I have a video on the topic here as well as an article describing a better way. RM1 is to have a framework document, RM2 is to integrate elements of risk management into key existing policies, procedures, manuals. Risk management roles and responsibilities can also move from the framework document to position descriptions and committee charters.

* I am talking about a document called framework or manual or procedure, etc., not the risk management framework in the ISO31000 sense.

Enterprise-wide risk register

Enterprise-wide risk registers are quite common but are so RM1. On so many levels too. Can you even imagine an auditor who would not automatically ask for a risk register? Some particularly bad auditors may even ask for a risk and opportunity register. There really seems to be no limit to stupidity nowadays.

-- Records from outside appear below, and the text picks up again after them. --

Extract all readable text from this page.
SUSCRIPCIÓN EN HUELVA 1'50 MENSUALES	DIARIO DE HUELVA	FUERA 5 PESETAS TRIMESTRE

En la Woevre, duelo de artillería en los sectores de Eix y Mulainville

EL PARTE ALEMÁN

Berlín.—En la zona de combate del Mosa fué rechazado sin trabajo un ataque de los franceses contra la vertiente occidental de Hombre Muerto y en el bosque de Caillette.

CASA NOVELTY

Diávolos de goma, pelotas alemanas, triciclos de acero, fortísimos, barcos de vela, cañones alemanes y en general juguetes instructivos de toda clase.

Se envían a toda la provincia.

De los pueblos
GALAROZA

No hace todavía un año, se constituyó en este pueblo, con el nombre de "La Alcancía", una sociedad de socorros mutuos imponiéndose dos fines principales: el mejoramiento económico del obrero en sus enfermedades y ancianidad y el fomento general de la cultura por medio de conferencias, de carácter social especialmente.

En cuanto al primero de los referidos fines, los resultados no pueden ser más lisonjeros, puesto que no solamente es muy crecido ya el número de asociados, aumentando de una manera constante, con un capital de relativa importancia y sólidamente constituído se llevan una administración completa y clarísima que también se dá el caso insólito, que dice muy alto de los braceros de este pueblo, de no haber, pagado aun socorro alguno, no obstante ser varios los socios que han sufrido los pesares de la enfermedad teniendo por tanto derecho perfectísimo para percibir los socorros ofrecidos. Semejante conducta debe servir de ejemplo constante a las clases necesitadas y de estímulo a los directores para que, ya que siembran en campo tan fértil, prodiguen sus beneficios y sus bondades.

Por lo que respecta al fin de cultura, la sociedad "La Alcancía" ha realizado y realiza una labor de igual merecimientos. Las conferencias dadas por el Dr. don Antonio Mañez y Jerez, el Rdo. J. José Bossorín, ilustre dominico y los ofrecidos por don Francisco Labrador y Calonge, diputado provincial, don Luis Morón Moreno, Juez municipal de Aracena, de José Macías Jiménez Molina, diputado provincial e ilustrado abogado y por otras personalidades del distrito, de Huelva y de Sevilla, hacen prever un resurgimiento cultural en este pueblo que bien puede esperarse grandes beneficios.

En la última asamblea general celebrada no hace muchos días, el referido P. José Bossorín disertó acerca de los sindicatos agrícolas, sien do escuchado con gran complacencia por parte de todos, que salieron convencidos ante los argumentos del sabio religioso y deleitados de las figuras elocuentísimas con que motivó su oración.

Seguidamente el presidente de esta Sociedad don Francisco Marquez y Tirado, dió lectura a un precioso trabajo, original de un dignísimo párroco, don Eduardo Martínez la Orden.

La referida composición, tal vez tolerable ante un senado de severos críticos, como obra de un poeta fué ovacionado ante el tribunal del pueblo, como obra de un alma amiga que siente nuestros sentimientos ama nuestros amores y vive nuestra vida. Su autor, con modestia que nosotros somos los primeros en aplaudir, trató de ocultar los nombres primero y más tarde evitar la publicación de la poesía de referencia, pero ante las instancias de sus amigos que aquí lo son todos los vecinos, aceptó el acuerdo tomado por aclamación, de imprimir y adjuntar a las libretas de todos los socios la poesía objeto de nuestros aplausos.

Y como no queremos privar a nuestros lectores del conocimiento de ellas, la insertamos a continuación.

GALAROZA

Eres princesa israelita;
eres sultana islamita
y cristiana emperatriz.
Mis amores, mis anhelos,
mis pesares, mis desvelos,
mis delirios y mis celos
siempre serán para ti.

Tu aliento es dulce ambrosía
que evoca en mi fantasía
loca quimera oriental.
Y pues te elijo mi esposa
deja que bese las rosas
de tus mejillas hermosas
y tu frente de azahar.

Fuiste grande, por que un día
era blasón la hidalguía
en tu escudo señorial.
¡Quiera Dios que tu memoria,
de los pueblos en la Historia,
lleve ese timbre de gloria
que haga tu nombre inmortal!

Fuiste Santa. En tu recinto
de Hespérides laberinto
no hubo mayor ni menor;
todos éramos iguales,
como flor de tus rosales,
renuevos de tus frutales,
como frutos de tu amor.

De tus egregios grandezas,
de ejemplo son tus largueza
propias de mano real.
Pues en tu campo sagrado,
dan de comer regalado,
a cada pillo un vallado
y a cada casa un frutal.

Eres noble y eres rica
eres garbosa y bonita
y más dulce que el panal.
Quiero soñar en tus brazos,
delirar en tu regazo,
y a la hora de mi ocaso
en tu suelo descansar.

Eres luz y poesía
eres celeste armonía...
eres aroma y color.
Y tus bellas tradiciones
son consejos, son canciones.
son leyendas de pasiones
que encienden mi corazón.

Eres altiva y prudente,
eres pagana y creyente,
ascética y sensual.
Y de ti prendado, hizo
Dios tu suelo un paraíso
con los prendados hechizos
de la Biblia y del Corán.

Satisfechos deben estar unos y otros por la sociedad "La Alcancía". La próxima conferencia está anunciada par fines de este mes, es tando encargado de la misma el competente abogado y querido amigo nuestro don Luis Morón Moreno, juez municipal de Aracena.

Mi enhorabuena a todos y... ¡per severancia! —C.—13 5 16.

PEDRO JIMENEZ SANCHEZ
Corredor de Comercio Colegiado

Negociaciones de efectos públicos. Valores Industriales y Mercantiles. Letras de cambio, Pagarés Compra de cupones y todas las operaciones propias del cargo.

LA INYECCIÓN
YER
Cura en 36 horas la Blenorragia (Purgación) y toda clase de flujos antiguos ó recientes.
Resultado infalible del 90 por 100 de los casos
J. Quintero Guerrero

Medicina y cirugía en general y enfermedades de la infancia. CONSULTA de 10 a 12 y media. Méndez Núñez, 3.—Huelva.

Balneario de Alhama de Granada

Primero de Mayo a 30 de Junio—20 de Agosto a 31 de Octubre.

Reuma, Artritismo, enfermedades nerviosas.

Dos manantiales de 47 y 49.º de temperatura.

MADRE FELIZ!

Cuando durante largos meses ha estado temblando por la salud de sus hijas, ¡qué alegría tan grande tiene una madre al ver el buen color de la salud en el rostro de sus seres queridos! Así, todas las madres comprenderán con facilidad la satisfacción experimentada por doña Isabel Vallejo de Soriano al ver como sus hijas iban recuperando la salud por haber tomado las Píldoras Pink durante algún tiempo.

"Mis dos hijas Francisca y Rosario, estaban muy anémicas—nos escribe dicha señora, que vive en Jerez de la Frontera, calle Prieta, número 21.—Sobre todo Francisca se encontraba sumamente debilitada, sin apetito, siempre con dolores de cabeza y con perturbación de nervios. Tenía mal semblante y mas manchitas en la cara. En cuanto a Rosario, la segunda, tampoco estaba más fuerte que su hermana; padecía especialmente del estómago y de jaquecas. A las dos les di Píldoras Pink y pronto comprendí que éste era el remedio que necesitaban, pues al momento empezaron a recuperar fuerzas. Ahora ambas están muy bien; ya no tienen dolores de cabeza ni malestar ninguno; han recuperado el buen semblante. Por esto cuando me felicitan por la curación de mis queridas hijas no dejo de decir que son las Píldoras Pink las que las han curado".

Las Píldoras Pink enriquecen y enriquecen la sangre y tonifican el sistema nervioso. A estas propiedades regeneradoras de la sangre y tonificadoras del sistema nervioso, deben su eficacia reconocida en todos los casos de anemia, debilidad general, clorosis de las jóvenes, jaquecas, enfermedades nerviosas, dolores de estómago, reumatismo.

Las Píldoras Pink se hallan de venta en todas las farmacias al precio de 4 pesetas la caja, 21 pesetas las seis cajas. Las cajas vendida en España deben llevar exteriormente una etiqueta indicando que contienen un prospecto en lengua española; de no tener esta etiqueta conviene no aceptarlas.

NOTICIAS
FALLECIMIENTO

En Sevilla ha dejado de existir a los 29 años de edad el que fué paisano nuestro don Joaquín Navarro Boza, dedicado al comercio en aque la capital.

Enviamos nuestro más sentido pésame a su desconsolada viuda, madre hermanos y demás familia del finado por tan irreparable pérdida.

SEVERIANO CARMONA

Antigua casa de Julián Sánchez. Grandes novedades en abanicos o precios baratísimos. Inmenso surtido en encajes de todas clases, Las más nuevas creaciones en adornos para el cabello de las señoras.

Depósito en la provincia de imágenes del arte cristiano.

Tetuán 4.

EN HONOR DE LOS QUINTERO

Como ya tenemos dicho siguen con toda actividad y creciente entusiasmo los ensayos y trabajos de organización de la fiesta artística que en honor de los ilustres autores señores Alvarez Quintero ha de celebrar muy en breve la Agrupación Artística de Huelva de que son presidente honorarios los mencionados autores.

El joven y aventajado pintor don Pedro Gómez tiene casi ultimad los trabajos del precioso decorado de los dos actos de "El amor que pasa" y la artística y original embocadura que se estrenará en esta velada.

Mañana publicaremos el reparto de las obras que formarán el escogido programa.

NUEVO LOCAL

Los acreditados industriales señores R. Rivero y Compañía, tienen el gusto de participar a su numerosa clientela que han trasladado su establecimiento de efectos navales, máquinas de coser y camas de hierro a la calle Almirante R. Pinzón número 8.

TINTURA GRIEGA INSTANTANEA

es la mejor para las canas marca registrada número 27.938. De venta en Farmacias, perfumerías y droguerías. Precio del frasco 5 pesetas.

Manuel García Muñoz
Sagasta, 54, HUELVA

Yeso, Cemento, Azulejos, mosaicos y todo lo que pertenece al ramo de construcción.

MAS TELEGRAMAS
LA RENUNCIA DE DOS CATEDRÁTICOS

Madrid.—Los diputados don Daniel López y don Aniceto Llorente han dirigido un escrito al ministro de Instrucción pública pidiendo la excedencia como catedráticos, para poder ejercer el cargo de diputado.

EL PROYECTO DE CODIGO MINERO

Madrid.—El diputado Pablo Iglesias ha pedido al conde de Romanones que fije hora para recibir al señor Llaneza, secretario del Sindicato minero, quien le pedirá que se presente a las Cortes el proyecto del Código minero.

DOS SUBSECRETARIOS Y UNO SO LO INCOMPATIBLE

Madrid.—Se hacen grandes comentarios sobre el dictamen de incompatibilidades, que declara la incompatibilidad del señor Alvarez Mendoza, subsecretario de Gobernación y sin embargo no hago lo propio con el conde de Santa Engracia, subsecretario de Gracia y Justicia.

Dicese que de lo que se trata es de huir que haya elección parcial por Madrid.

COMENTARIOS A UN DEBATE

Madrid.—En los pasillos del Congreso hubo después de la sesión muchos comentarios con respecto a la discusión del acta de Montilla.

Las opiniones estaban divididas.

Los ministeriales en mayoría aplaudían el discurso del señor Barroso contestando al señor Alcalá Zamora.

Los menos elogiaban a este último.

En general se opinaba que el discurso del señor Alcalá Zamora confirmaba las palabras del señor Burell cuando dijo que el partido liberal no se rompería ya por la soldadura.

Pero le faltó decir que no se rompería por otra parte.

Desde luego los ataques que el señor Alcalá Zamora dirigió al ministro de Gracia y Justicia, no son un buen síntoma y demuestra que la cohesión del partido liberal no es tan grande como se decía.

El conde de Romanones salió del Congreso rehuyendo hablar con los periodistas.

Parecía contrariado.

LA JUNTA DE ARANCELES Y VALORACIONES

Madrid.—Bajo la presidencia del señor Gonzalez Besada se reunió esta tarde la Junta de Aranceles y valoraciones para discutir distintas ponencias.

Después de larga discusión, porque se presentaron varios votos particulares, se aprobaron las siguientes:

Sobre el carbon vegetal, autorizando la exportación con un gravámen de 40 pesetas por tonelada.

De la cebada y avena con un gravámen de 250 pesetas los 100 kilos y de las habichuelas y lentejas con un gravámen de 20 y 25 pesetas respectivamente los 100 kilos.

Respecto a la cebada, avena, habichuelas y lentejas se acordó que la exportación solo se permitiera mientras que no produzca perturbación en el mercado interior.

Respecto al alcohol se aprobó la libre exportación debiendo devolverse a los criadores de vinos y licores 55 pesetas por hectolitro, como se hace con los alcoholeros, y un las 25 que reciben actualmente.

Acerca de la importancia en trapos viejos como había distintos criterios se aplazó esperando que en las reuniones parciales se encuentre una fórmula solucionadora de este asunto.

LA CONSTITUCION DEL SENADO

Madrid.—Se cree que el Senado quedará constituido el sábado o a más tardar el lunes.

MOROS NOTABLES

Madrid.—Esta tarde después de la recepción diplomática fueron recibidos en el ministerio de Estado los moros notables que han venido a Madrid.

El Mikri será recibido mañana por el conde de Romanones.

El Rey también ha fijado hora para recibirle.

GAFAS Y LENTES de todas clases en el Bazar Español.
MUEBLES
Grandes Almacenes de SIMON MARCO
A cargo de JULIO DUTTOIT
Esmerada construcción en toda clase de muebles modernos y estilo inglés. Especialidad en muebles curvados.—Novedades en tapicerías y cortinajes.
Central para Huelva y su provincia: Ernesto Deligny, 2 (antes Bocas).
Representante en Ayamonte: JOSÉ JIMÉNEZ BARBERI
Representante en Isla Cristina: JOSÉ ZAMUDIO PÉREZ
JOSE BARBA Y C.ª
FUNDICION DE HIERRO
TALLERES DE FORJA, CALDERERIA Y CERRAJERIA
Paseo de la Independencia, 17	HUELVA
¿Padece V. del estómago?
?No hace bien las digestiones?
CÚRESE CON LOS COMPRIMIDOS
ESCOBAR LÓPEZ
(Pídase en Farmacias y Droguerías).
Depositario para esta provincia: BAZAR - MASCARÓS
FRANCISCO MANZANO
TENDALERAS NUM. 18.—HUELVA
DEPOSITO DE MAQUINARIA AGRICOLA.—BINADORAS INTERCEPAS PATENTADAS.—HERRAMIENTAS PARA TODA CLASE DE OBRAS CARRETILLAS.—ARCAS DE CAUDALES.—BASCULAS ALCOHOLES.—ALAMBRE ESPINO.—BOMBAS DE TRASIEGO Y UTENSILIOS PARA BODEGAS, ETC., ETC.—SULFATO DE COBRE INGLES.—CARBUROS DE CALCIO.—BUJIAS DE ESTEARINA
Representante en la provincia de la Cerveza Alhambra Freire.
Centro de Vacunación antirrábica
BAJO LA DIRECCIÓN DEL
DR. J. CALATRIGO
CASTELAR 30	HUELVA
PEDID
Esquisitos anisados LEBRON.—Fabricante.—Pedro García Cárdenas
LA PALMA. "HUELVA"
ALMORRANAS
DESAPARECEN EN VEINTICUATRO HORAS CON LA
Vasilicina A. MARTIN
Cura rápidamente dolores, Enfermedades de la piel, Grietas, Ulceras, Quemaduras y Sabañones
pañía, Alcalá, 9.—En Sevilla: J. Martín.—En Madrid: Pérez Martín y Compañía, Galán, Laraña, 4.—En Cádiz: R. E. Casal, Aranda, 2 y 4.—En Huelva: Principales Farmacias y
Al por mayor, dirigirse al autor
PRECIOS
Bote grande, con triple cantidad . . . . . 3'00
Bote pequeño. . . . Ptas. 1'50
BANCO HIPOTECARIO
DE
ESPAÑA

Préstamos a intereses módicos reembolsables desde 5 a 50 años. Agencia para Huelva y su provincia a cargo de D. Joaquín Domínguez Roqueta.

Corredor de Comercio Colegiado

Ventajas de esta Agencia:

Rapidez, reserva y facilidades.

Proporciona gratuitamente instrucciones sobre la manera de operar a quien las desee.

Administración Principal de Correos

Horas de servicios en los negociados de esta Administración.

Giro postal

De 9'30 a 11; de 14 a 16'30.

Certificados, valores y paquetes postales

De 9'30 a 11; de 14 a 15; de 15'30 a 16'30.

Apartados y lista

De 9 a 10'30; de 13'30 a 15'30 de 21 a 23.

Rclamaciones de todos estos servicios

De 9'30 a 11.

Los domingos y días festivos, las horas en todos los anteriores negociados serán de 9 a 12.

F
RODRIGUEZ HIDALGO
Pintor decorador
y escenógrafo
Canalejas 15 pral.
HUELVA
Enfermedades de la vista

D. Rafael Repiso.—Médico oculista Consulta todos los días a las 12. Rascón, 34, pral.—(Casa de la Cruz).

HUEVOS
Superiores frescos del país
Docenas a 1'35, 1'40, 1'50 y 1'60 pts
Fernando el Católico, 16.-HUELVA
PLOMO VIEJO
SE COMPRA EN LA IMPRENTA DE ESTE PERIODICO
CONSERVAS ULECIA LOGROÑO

Centralised, company-wide risk registers don’t help decision makers make decisions. It’s also completely naive to think a single consolidated methodology and risk criteria are capable of addressing the whole universe of risks faced by an organisation. In fact, organisations that switched to RM2 have discovered that different decisions require different risk analysis methodologies and different criteria.

Using qualitative risk analysis techniques is also RM1, as they don’t provide enough insights for the decision makers.

More information is available here.

Surprisingly, updating a quarterly risk reports is also RM1. It doesn’t help decision makers. The decision makers need risk information put in the context, next to the performance information, inside the normal management performance reporting linked to how risks affect the achievement of objectives.

More information is available here and here.

Key risk indicators

Even having key risk indicators is potentially RM1, because why would you create separate indicators for risks outside of the typical performance management cycle, when you can just expand the existing KPIs to cover whatever risks you feel are important. There is even a name for it, leading indicators, and they existed long before risk managers came up with KRIs.

Also, why waste time tracking and monitoring them, just let the business unit responsible for performance management deal with it like they do for all the other KPIs.

More information can be found here.

Risk management committee

Ok, technically speaking having a separate management Risk Committee (not to be confused with a Board risk committee) is RM1. But for some reason, it has a huge positive impact on the overall culture, so I kept it. Risk management committee is both RM1 and RM2.

What else is RM1? 3 lines of defence, risk owners, risk mitigation plans, disclosure in the annual reports, risk management benchmarking and many other things.